Stabbing attacks in UK and Holland leave questions about motive

A second incident in Holland in the city of Leeuwarden involved an alleged “assassination attempt” against a Kurdish Iranian activist.

Scene of reported multiple stabbings in Reading (photo credit: REUTERS)
Scene of reported multiple stabbings in Reading
(photo credit: REUTERS)
A stabbing in the UK was described as “terror-related” after three were killed Saturday. By Sunday afternoon the perpetrator was named as Khairi Saadallah, a security threat reportedly known to MI5, the security services. He has been arrested on suspicion of murder. BBC says the man is 25 years old. It began around seven in the evening at Forbury Gardens.

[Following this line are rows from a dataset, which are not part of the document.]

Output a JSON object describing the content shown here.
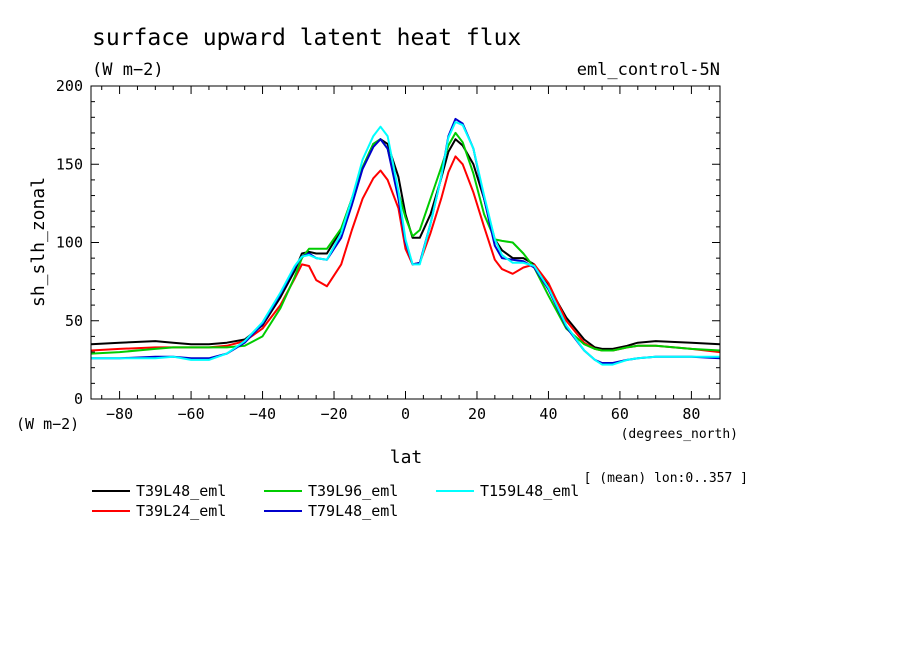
{
  "chart_data": {
    "type": "line",
    "title": "surface upward latent heat flux",
    "subtitle": "(W m−2)",
    "experiment": "eml_control-5N",
    "ylabel": "sh_slh_zonal",
    "yunit": "(W m−2)",
    "xlabel": "lat",
    "xunit": "(degrees_north)",
    "footnote": "[ (mean) lon:0..357 ]",
    "xlim": [
      -88,
      88
    ],
    "ylim": [
      0,
      200
    ],
    "xticks": [
      -80,
      -60,
      -40,
      -20,
      0,
      20,
      40,
      60,
      80
    ],
    "xtick_labels": [
      "−80",
      "−60",
      "−40",
      "−20",
      "0",
      "20",
      "40",
      "60",
      "80"
    ],
    "yticks": [
      0,
      50,
      100,
      150,
      200
    ],
    "ytick_labels": [
      "0",
      "50",
      "100",
      "150",
      "200"
    ],
    "x": [
      -88,
      -80,
      -70,
      -65,
      -60,
      -55,
      -50,
      -45,
      -40,
      -35,
      -31,
      -29,
      -27,
      -25,
      -22,
      -18,
      -15,
      -12,
      -9,
      -7,
      -5,
      -2,
      0,
      2,
      4,
      7,
      10,
      12,
      14,
      16,
      19,
      22,
      25,
      27,
      30,
      33,
      36,
      40,
      45,
      50,
      53,
      55,
      58,
      62,
      65,
      70,
      80,
      88
    ],
    "series": [
      {
        "name": "T39L48_eml",
        "color": "#000000",
        "values": [
          35,
          36,
          37,
          36,
          35,
          35,
          36,
          38,
          47,
          65,
          82,
          93,
          94,
          93,
          93,
          108,
          128,
          148,
          163,
          166,
          163,
          142,
          118,
          103,
          103,
          118,
          141,
          158,
          166,
          162,
          150,
          128,
          102,
          95,
          90,
          90,
          86,
          72,
          52,
          38,
          33,
          32,
          32,
          34,
          36,
          37,
          36,
          35
        ]
      },
      {
        "name": "T39L24_eml",
        "color": "#ff0000",
        "values": [
          31,
          32,
          33,
          33,
          33,
          33,
          34,
          37,
          45,
          60,
          77,
          86,
          85,
          76,
          72,
          86,
          108,
          128,
          141,
          146,
          140,
          122,
          96,
          86,
          87,
          106,
          128,
          145,
          155,
          150,
          132,
          110,
          89,
          83,
          80,
          84,
          86,
          74,
          50,
          36,
          32,
          31,
          31,
          33,
          34,
          34,
          32,
          30
        ]
      },
      {
        "name": "T39L96_eml",
        "color": "#00cc00",
        "values": [
          29,
          30,
          32,
          33,
          33,
          33,
          33,
          34,
          40,
          58,
          78,
          90,
          96,
          96,
          96,
          109,
          128,
          148,
          163,
          166,
          160,
          132,
          116,
          104,
          108,
          128,
          148,
          162,
          170,
          164,
          144,
          118,
          102,
          101,
          100,
          93,
          84,
          66,
          45,
          35,
          32,
          31,
          31,
          33,
          34,
          34,
          32,
          31
        ]
      },
      {
        "name": "T79L48_eml",
        "color": "#0000cc",
        "values": [
          26,
          26,
          27,
          27,
          26,
          26,
          29,
          36,
          48,
          67,
          84,
          91,
          93,
          90,
          89,
          103,
          124,
          147,
          161,
          166,
          160,
          128,
          100,
          86,
          87,
          112,
          142,
          168,
          179,
          176,
          160,
          128,
          98,
          90,
          89,
          88,
          84,
          70,
          46,
          31,
          25,
          23,
          23,
          25,
          26,
          27,
          27,
          26
        ]
      },
      {
        "name": "T159L48_eml",
        "color": "#00ffff",
        "values": [
          26,
          26,
          26,
          27,
          25,
          25,
          29,
          37,
          49,
          68,
          85,
          91,
          92,
          90,
          89,
          106,
          128,
          153,
          168,
          174,
          168,
          133,
          102,
          86,
          86,
          112,
          142,
          167,
          177,
          175,
          160,
          130,
          102,
          92,
          87,
          87,
          85,
          71,
          47,
          31,
          25,
          22,
          22,
          25,
          26,
          27,
          27,
          27
        ]
      }
    ]
  }
}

“Police are not currently treating the incident as terror-related but counter terrorism officers were called,” the BBC noted earlier. The report also said the “man arrested at the scene is thought to be Libyan.” Anadolu media in Turkey quoted Sky News as claiming the incident was “terror-related,” leading to confusion in media throughout the Middle East, which initially described the incident as a potential terror attack.
A second incident in Holland in the city of Leeuwarden involved an alleged “assassination attempt” against a Kurdish Iranian activist. He was seriously injured in the Friday attack. His name was given as Sadegh Zarza and being a member of the Democratic Party of Iranian Kurdistan. Stabbed up to 15 times by an Iranian suspect, he has survived. Iran has carried out numerous assassinations in the past in Europe against dissidents.

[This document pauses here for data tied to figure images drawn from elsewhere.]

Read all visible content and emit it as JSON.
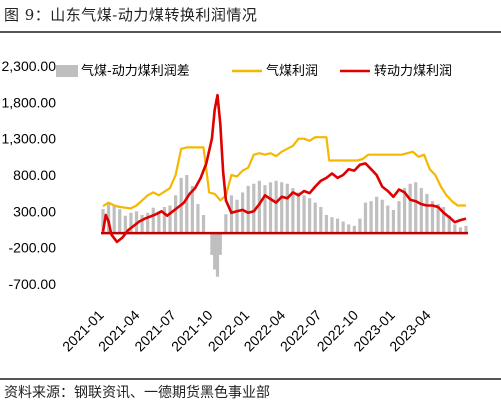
{
  "figure_title": "图 9：山东气煤-动力煤转换利润情况",
  "source_note": "资料来源：钢联资讯、一德期货黑色事业部",
  "colors": {
    "spread": "#bfbfbf",
    "gas_coal_profit": "#f5b800",
    "conversion_profit": "#e00000",
    "zero_line": "#c00000"
  },
  "chart_data": {
    "type": "line",
    "y_ticks": [
      "2,300.00",
      "1,800.00",
      "1,300.00",
      "800.00",
      "300.00",
      "-200.00",
      "-700.00"
    ],
    "ylim": [
      -700,
      2300
    ],
    "x_ticks": [
      "2021-01",
      "2021-04",
      "2021-07",
      "2021-10",
      "2022-01",
      "2022-04",
      "2022-07",
      "2022-10",
      "2023-01",
      "2023-04"
    ],
    "legend_position": "top",
    "series": [
      {
        "name": "气煤-动力煤利润差",
        "type": "bar",
        "points": [
          [
            "2020-12-28",
            330
          ],
          [
            "2021-01-11",
            420
          ],
          [
            "2021-01-25",
            380
          ],
          [
            "2021-02-08",
            330
          ],
          [
            "2021-02-22",
            240
          ],
          [
            "2021-03-08",
            280
          ],
          [
            "2021-03-22",
            300
          ],
          [
            "2021-04-05",
            250
          ],
          [
            "2021-04-19",
            280
          ],
          [
            "2021-05-03",
            350
          ],
          [
            "2021-05-17",
            300
          ],
          [
            "2021-05-31",
            360
          ],
          [
            "2021-06-14",
            380
          ],
          [
            "2021-06-28",
            520
          ],
          [
            "2021-07-12",
            760
          ],
          [
            "2021-07-26",
            800
          ],
          [
            "2021-08-09",
            650
          ],
          [
            "2021-08-23",
            400
          ],
          [
            "2021-09-06",
            250
          ],
          [
            "2021-09-20",
            0
          ],
          [
            "2021-09-27",
            -300
          ],
          [
            "2021-10-04",
            -500
          ],
          [
            "2021-10-11",
            -600
          ],
          [
            "2021-10-18",
            -300
          ],
          [
            "2021-11-01",
            260
          ],
          [
            "2021-11-15",
            520
          ],
          [
            "2021-11-29",
            460
          ],
          [
            "2021-12-13",
            560
          ],
          [
            "2021-12-27",
            650
          ],
          [
            "2022-01-10",
            680
          ],
          [
            "2022-01-24",
            720
          ],
          [
            "2022-02-07",
            660
          ],
          [
            "2022-02-21",
            700
          ],
          [
            "2022-03-07",
            720
          ],
          [
            "2022-03-21",
            700
          ],
          [
            "2022-04-04",
            680
          ],
          [
            "2022-04-18",
            620
          ],
          [
            "2022-05-02",
            560
          ],
          [
            "2022-05-16",
            520
          ],
          [
            "2022-05-30",
            480
          ],
          [
            "2022-06-13",
            420
          ],
          [
            "2022-06-27",
            360
          ],
          [
            "2022-07-11",
            250
          ],
          [
            "2022-07-25",
            220
          ],
          [
            "2022-08-08",
            200
          ],
          [
            "2022-08-22",
            160
          ],
          [
            "2022-09-05",
            120
          ],
          [
            "2022-09-19",
            100
          ],
          [
            "2022-10-03",
            200
          ],
          [
            "2022-10-17",
            420
          ],
          [
            "2022-10-31",
            440
          ],
          [
            "2022-11-14",
            500
          ],
          [
            "2022-11-28",
            460
          ],
          [
            "2022-12-12",
            380
          ],
          [
            "2022-12-26",
            320
          ],
          [
            "2023-01-09",
            440
          ],
          [
            "2023-01-23",
            620
          ],
          [
            "2023-02-06",
            680
          ],
          [
            "2023-02-20",
            700
          ],
          [
            "2023-03-06",
            620
          ],
          [
            "2023-03-20",
            540
          ],
          [
            "2023-04-03",
            440
          ],
          [
            "2023-04-17",
            400
          ],
          [
            "2023-05-01",
            360
          ],
          [
            "2023-05-15",
            240
          ],
          [
            "2023-05-29",
            120
          ],
          [
            "2023-06-12",
            80
          ],
          [
            "2023-06-26",
            100
          ]
        ]
      },
      {
        "name": "气煤利润",
        "type": "line",
        "points": [
          [
            "2020-12-28",
            370
          ],
          [
            "2021-01-11",
            420
          ],
          [
            "2021-01-25",
            380
          ],
          [
            "2021-02-08",
            360
          ],
          [
            "2021-02-22",
            350
          ],
          [
            "2021-03-08",
            340
          ],
          [
            "2021-03-22",
            380
          ],
          [
            "2021-04-05",
            450
          ],
          [
            "2021-04-19",
            520
          ],
          [
            "2021-05-03",
            560
          ],
          [
            "2021-05-17",
            520
          ],
          [
            "2021-05-31",
            570
          ],
          [
            "2021-06-14",
            620
          ],
          [
            "2021-06-28",
            800
          ],
          [
            "2021-07-12",
            1160
          ],
          [
            "2021-07-26",
            1180
          ],
          [
            "2021-08-09",
            1180
          ],
          [
            "2021-08-23",
            1180
          ],
          [
            "2021-09-06",
            1180
          ],
          [
            "2021-09-13",
            880
          ],
          [
            "2021-09-20",
            560
          ],
          [
            "2021-10-04",
            540
          ],
          [
            "2021-10-18",
            450
          ],
          [
            "2021-11-01",
            520
          ],
          [
            "2021-11-15",
            800
          ],
          [
            "2021-11-29",
            780
          ],
          [
            "2021-12-13",
            860
          ],
          [
            "2021-12-27",
            900
          ],
          [
            "2022-01-10",
            1080
          ],
          [
            "2022-01-24",
            1100
          ],
          [
            "2022-02-07",
            1080
          ],
          [
            "2022-02-21",
            1100
          ],
          [
            "2022-03-07",
            1060
          ],
          [
            "2022-03-21",
            1120
          ],
          [
            "2022-04-04",
            1160
          ],
          [
            "2022-04-18",
            1200
          ],
          [
            "2022-05-02",
            1300
          ],
          [
            "2022-05-16",
            1300
          ],
          [
            "2022-05-30",
            1270
          ],
          [
            "2022-06-13",
            1320
          ],
          [
            "2022-06-27",
            1320
          ],
          [
            "2022-07-11",
            1320
          ],
          [
            "2022-07-18",
            1000
          ],
          [
            "2022-08-01",
            1000
          ],
          [
            "2022-08-15",
            1000
          ],
          [
            "2022-08-29",
            1000
          ],
          [
            "2022-09-12",
            1000
          ],
          [
            "2022-09-26",
            1000
          ],
          [
            "2022-10-10",
            1020
          ],
          [
            "2022-10-24",
            1080
          ],
          [
            "2022-11-07",
            1080
          ],
          [
            "2022-11-21",
            1080
          ],
          [
            "2022-12-05",
            1080
          ],
          [
            "2022-12-19",
            1080
          ],
          [
            "2023-01-02",
            1080
          ],
          [
            "2023-01-16",
            1080
          ],
          [
            "2023-01-30",
            1100
          ],
          [
            "2023-02-13",
            1120
          ],
          [
            "2023-02-27",
            1050
          ],
          [
            "2023-03-13",
            1080
          ],
          [
            "2023-03-27",
            880
          ],
          [
            "2023-04-10",
            800
          ],
          [
            "2023-04-24",
            640
          ],
          [
            "2023-05-08",
            520
          ],
          [
            "2023-05-22",
            440
          ],
          [
            "2023-06-05",
            380
          ],
          [
            "2023-06-19",
            380
          ],
          [
            "2023-06-26",
            380
          ]
        ]
      },
      {
        "name": "转动力煤利润",
        "type": "line",
        "points": [
          [
            "2020-12-28",
            20
          ],
          [
            "2021-01-04",
            250
          ],
          [
            "2021-01-11",
            160
          ],
          [
            "2021-01-18",
            -20
          ],
          [
            "2021-02-01",
            -120
          ],
          [
            "2021-02-15",
            -60
          ],
          [
            "2021-03-01",
            40
          ],
          [
            "2021-03-15",
            100
          ],
          [
            "2021-03-29",
            160
          ],
          [
            "2021-04-12",
            200
          ],
          [
            "2021-04-26",
            230
          ],
          [
            "2021-05-10",
            260
          ],
          [
            "2021-05-24",
            300
          ],
          [
            "2021-06-07",
            240
          ],
          [
            "2021-06-21",
            300
          ],
          [
            "2021-07-05",
            360
          ],
          [
            "2021-07-19",
            420
          ],
          [
            "2021-08-02",
            540
          ],
          [
            "2021-08-16",
            620
          ],
          [
            "2021-08-30",
            760
          ],
          [
            "2021-09-13",
            960
          ],
          [
            "2021-09-27",
            1300
          ],
          [
            "2021-10-04",
            1700
          ],
          [
            "2021-10-11",
            1900
          ],
          [
            "2021-10-18",
            1500
          ],
          [
            "2021-10-25",
            850
          ],
          [
            "2021-11-01",
            450
          ],
          [
            "2021-11-15",
            280
          ],
          [
            "2021-11-29",
            300
          ],
          [
            "2021-12-13",
            320
          ],
          [
            "2021-12-27",
            280
          ],
          [
            "2022-01-10",
            300
          ],
          [
            "2022-01-24",
            400
          ],
          [
            "2022-02-07",
            520
          ],
          [
            "2022-02-21",
            470
          ],
          [
            "2022-03-07",
            420
          ],
          [
            "2022-03-21",
            500
          ],
          [
            "2022-04-04",
            480
          ],
          [
            "2022-04-18",
            560
          ],
          [
            "2022-05-02",
            520
          ],
          [
            "2022-05-16",
            580
          ],
          [
            "2022-05-30",
            550
          ],
          [
            "2022-06-13",
            640
          ],
          [
            "2022-06-27",
            720
          ],
          [
            "2022-07-11",
            760
          ],
          [
            "2022-07-25",
            820
          ],
          [
            "2022-08-08",
            760
          ],
          [
            "2022-08-22",
            800
          ],
          [
            "2022-09-05",
            880
          ],
          [
            "2022-09-19",
            860
          ],
          [
            "2022-10-03",
            940
          ],
          [
            "2022-10-17",
            960
          ],
          [
            "2022-10-31",
            880
          ],
          [
            "2022-11-14",
            800
          ],
          [
            "2022-11-28",
            640
          ],
          [
            "2022-12-12",
            580
          ],
          [
            "2022-12-26",
            500
          ],
          [
            "2023-01-09",
            600
          ],
          [
            "2023-01-23",
            560
          ],
          [
            "2023-02-06",
            460
          ],
          [
            "2023-02-20",
            440
          ],
          [
            "2023-03-06",
            400
          ],
          [
            "2023-03-20",
            380
          ],
          [
            "2023-04-03",
            380
          ],
          [
            "2023-04-17",
            360
          ],
          [
            "2023-05-01",
            280
          ],
          [
            "2023-05-15",
            220
          ],
          [
            "2023-05-29",
            150
          ],
          [
            "2023-06-12",
            180
          ],
          [
            "2023-06-26",
            200
          ]
        ]
      }
    ]
  }
}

Zarza is the nephew of Abdulrahman Ghassemlou, another prominent Iranian Kurdish leader who was murdered in 1989 in Vienna by Iranian regime assassins. Wladimir Van Wilgenburg wrote about the incident at Kurdistan 24. He notes that Zarza came to the train station to meet a man that had asked for financial assistance. The man, waiting with an unsuspecting bouquet of flowers, stabbed him immediately. The assassin apparently “surrendered himself” without a struggle to police when they arrived, hinting that he was a professional, not a crazed man.

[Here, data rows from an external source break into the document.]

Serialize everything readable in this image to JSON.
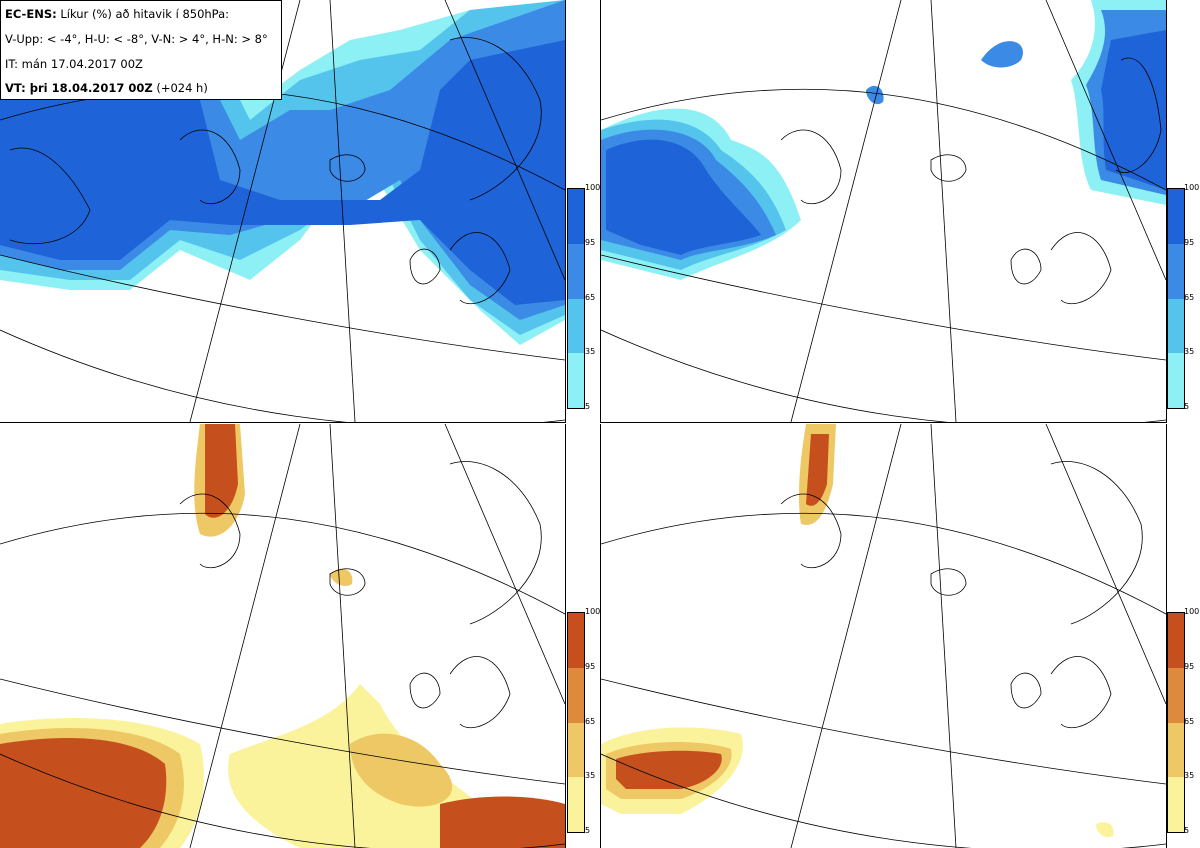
{
  "header": {
    "line1_model": "EC-ENS:",
    "line1_rest": "Líkur (%) að hitavik í 850hPa:",
    "line2": "V-Upp: < -4°, H-U: < -8°, V-N: > 4°, H-N: > 8°",
    "line3": "IT: mán 17.04.2017 00Z",
    "line4_vt": "VT: þri 18.04.2017 00Z",
    "line4_lead": "(+024 h)"
  },
  "colorbar": {
    "ticks": [
      "100",
      "95",
      "65",
      "35",
      "5"
    ],
    "blue_colors": [
      "#1e64d8",
      "#3a8ae6",
      "#54c4ec",
      "#8cf0f4"
    ],
    "orange_colors": [
      "#c5501d",
      "#dd8a3c",
      "#eec864",
      "#fbf39c"
    ]
  },
  "panels": [
    {
      "id": "top-left",
      "variable": "V-Upp"
    },
    {
      "id": "top-right",
      "variable": "H-U"
    },
    {
      "id": "bottom-left",
      "variable": "V-N"
    },
    {
      "id": "bottom-right",
      "variable": "H-N"
    }
  ]
}
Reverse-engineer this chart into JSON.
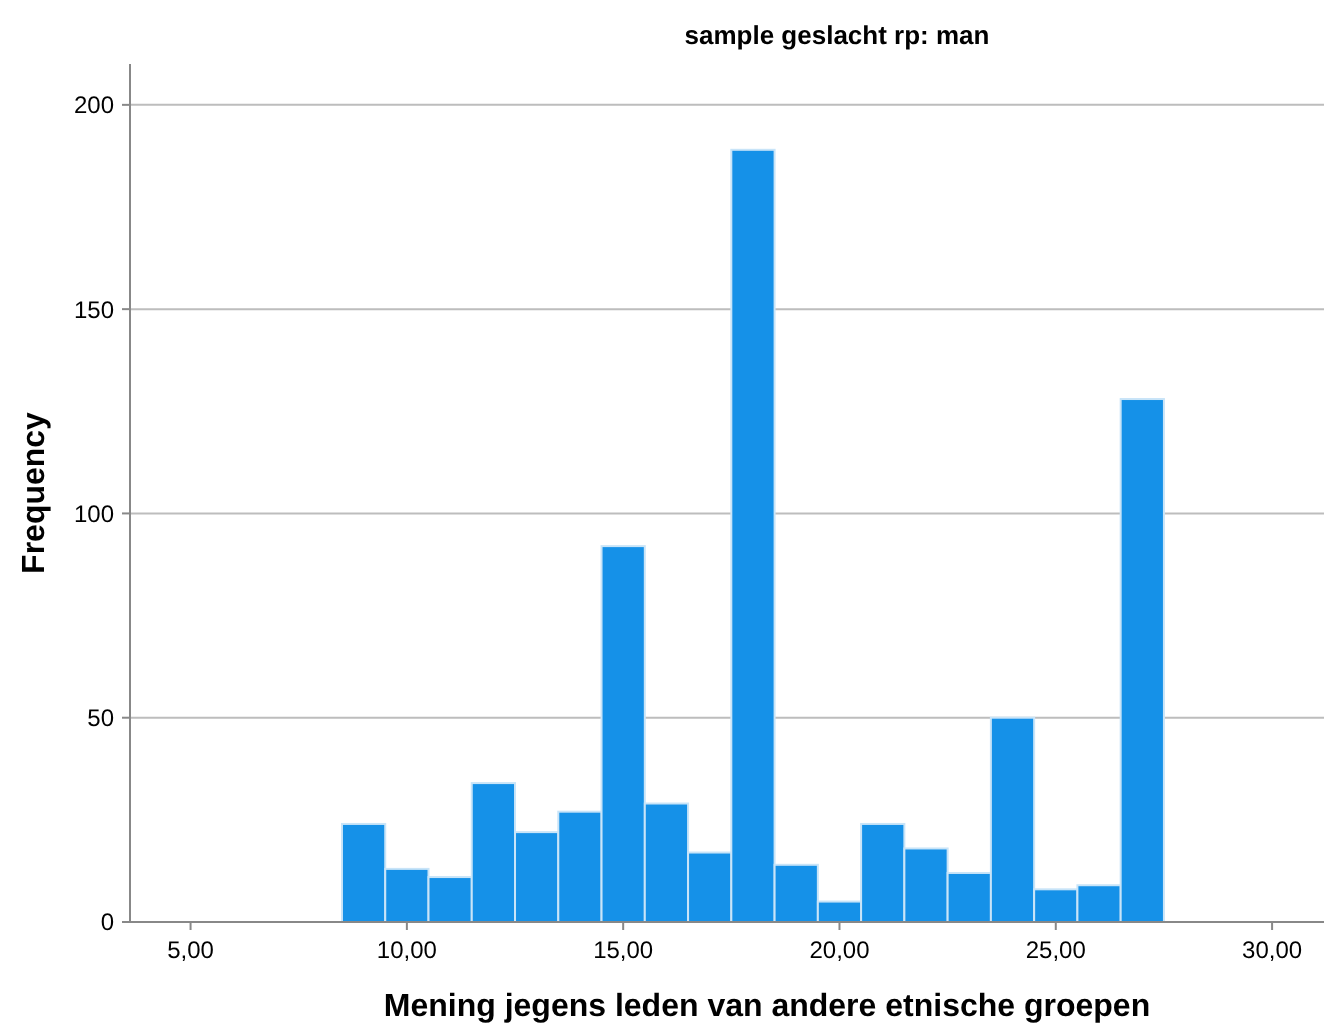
{
  "chart_data": {
    "type": "histogram",
    "title": "sample geslacht rp: man",
    "xlabel": "Mening jegens leden van andere etnische groepen",
    "ylabel": "Frequency",
    "bins": [
      8.5,
      9.5,
      10.5,
      11.5,
      12.5,
      13.5,
      14.5,
      15.5,
      16.5,
      17.5,
      18.5,
      19.5,
      20.5,
      21.5,
      22.5,
      23.5,
      24.5,
      25.5,
      26.5,
      27.5
    ],
    "values": [
      24,
      13,
      11,
      34,
      22,
      27,
      92,
      29,
      17,
      189,
      14,
      5,
      24,
      18,
      12,
      50,
      8,
      9,
      128
    ],
    "color": "#1591e8",
    "xlim": [
      3.6,
      31.2
    ],
    "xticks": [
      {
        "value": 5,
        "label": "5,00"
      },
      {
        "value": 10,
        "label": "10,00"
      },
      {
        "value": 15,
        "label": "15,00"
      },
      {
        "value": 20,
        "label": "20,00"
      },
      {
        "value": 25,
        "label": "25,00"
      },
      {
        "value": 30,
        "label": "30,00"
      }
    ],
    "ylim": [
      0,
      210
    ],
    "yticks": [
      0,
      50,
      100,
      150,
      200
    ],
    "grid": "y"
  }
}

The Kurdstan24 report notes that this is one of several recent attacks in the Netherlands by alleged Iranian agents. They hunted down an Ahwazi dissident in 2017 and a member of another group in 2015. This illustrates how Iran’s regime may operate throughout Europe seeking to silence opposition leaders.
The two stabbing attacks, one initially thought to be terror and the other an apparent assassination, show that knives can be an increasingly deadly form of attack. They also reveal that in general, the number of terror attacks has diminished across the European Union from the previous spike in 2015.